Higher minimum wage for Chicago alone would be devastating

Last week, 34 Chicago aldermen signed a letter to legislative leaders in Springfield opposing a proposal that would prevent the city from raising the minimum wage to a level $3 to $5 higher than the rest of the state.

OPINION

While I share my fellow aldermen’s devotion to the city’s workforce and strongly support a statewide raise in the minimum wage, I could not sign the letter. Doing so would have endorsed a business climate in which an employee’s pay is based on which side of the street they work — and that would be very bad for the city of Chicago.

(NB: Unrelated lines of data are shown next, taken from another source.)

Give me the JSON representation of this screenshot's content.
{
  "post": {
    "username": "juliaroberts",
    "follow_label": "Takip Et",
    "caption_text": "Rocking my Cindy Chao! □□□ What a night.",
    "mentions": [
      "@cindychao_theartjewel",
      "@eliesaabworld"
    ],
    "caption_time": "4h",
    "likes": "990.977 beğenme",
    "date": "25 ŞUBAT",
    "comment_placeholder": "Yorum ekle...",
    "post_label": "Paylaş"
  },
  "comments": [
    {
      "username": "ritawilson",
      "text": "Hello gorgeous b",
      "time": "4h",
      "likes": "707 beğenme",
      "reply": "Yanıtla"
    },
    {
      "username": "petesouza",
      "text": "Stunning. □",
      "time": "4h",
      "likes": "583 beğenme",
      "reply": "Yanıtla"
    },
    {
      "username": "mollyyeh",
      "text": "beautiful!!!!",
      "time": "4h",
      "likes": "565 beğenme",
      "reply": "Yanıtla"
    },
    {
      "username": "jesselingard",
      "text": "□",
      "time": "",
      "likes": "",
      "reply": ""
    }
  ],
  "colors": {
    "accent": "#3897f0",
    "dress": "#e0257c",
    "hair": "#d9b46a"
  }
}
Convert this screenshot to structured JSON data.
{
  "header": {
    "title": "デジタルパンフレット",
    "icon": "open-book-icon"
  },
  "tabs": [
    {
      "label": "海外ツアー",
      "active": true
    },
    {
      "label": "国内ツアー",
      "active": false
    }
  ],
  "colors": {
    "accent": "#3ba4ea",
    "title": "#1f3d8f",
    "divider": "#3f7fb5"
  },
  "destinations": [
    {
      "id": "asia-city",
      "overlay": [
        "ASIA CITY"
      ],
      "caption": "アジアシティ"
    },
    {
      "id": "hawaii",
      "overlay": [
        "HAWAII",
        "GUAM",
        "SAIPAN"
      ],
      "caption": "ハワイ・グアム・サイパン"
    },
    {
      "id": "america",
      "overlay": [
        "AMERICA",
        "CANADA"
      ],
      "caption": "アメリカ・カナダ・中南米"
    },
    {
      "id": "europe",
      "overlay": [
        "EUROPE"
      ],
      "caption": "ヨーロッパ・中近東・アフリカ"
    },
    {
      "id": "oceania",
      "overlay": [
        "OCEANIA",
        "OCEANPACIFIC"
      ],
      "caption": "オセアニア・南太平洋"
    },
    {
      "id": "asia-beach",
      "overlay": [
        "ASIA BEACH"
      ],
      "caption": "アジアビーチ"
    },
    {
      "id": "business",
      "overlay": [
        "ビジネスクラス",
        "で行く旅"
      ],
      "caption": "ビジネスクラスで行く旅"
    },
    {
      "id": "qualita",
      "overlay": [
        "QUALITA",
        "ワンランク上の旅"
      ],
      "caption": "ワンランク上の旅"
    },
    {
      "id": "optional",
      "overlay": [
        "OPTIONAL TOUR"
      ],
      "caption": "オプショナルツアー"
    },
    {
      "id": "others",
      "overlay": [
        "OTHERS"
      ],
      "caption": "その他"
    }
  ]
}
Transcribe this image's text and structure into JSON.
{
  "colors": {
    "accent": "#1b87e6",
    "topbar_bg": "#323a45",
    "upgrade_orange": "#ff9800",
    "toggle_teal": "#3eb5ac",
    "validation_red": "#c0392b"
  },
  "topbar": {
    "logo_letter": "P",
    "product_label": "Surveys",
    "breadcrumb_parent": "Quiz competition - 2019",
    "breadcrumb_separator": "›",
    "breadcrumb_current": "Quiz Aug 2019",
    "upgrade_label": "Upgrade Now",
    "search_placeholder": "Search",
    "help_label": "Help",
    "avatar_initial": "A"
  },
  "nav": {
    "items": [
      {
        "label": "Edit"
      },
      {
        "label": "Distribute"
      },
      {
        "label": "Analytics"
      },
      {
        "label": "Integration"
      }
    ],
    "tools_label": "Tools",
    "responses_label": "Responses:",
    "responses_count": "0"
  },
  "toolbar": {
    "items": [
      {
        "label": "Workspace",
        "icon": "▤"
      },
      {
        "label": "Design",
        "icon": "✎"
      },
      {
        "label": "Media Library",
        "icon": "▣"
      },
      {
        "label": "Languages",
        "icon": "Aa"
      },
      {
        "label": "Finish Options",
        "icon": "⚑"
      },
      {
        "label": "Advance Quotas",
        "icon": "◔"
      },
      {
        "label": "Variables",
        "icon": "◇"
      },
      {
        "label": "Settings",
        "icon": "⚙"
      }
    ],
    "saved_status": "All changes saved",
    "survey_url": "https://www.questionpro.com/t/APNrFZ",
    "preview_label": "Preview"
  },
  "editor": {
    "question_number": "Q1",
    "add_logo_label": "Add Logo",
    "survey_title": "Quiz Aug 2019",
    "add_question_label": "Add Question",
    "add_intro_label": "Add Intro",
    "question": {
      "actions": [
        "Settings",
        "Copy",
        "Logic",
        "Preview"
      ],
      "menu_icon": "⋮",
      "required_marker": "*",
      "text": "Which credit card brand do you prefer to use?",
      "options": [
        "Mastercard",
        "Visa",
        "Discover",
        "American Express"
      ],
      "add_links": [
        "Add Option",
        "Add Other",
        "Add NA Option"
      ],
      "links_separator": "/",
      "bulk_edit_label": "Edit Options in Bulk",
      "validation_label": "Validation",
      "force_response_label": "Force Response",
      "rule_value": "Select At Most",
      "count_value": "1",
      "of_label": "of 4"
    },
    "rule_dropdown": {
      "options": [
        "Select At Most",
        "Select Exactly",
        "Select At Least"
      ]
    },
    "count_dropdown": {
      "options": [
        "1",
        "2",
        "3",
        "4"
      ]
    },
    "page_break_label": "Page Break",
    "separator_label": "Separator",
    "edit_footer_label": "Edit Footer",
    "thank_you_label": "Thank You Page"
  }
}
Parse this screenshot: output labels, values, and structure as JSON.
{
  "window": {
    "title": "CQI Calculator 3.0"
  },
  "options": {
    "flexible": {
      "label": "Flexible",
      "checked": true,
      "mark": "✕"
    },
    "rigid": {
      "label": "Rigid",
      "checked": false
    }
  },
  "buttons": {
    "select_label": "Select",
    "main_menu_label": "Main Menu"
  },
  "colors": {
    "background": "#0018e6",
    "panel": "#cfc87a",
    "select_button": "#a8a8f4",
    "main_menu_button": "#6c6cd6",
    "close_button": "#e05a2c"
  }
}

You don’t need a Nobel Prize in Economics to realize a higher minimum wage on the Chicago side of the city limits will drive businesses to the suburbs. A downtown clothing outlet with a captive and affluent customer-base might be able to survive employee costs that are 30 to 50 percent higher than a similar store in a far away suburban mall, but what about a store that operates in a neighborhood on the city’s border? Just like the downtown store, that neighborhood business would have to raise prices to pay its workforce a higher Chicago wage. But unlike downtown, the neighborhood store’s customer-base would have plenty of lower-priced options in nearby suburbs, some of which could be reached by literally walking across the street. As such, if we raise the Chicago minimum wage higher than neighboring municipalities, we should be prepared to watch businesses and millions of dollars in tax revenue cross the street, too.